Eftimov Tome, Koroušić Seljak Barbara, Korošec Peter
Computer Systems Department, Jožef Stefan Institute, Ljubljana, Slovenia.
Jožef Stefan International Postgraduate School, Ljubljana, Slovenia.
PLoS One. 2017 Jun 23;12(6):e0179488. doi: 10.1371/journal.pone.0179488. eCollection 2017.
Evidence-based dietary information represented as unstructured text is a crucial information that needs to be accessed in order to help dietitians follow the new knowledge arrives daily with newly published scientific reports. Different named-entity recognition (NER) methods have been introduced previously to extract useful information from the biomedical literature. They are focused on, for example extracting gene mentions, proteins mentions, relationships between genes and proteins, chemical concepts and relationships between drugs and diseases.

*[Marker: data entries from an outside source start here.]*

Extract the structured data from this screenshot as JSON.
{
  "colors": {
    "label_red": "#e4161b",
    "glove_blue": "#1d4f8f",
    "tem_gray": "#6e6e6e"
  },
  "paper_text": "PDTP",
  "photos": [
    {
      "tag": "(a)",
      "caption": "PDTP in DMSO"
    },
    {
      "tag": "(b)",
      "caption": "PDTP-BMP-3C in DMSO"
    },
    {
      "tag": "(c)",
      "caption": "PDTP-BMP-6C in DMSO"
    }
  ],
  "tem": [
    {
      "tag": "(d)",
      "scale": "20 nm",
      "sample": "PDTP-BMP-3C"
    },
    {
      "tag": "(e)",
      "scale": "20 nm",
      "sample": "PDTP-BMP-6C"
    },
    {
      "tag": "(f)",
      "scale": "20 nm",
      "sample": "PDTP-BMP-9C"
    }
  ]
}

In this paper, we present a novel NER method, called drNER, for knowledge extraction of evidence-based dietary information. To the best of our knowledge this is the first attempt at extracting dietary concepts. DrNER is a rule-based NER that consists of two phases. The first one involves the detection and determination of the entities mention, and the second one involves the selection and extraction of the entities. We evaluate the method by using text corpora from heterogeneous sources, including text from several scientifically validated web sites and text from scientific publications. Evaluation of the method showed that drNER gives good results and can be used for knowledge extraction of evidence-based dietary recommendations.
以非结构化文本形式呈现的循证饮食信息是至关重要的信息,为帮助营养师跟上随着新发表的科学报告每日涌现的新知识,需要获取这些信息。此前已引入不同的命名实体识别(NER)方法,从生物医学文献中提取有用信息。例如,它们专注于提取基因提及、蛋白质提及、基因与蛋白质之间的关系、化学概念以及药物与疾病之间的关系。在本文中,我们提出了一种名为drNER的新型NER方法,用于循证饮食信息的知识提取。据我们所知,这是首次尝试提取饮食概念。DrNER是一种基于规则的NER,由两个阶段组成。第一个阶段涉及实体提及的检测和确定,第二个阶段涉及实体的选择和提取。我们通过使用来自异构源的文本语料库来评估该方法,这些源包括来自几个经过科学验证的网站的文本和科学出版物中的文本。对该方法的评估表明,drNER取得了良好的结果,可用于循证饮食建议的知识提取。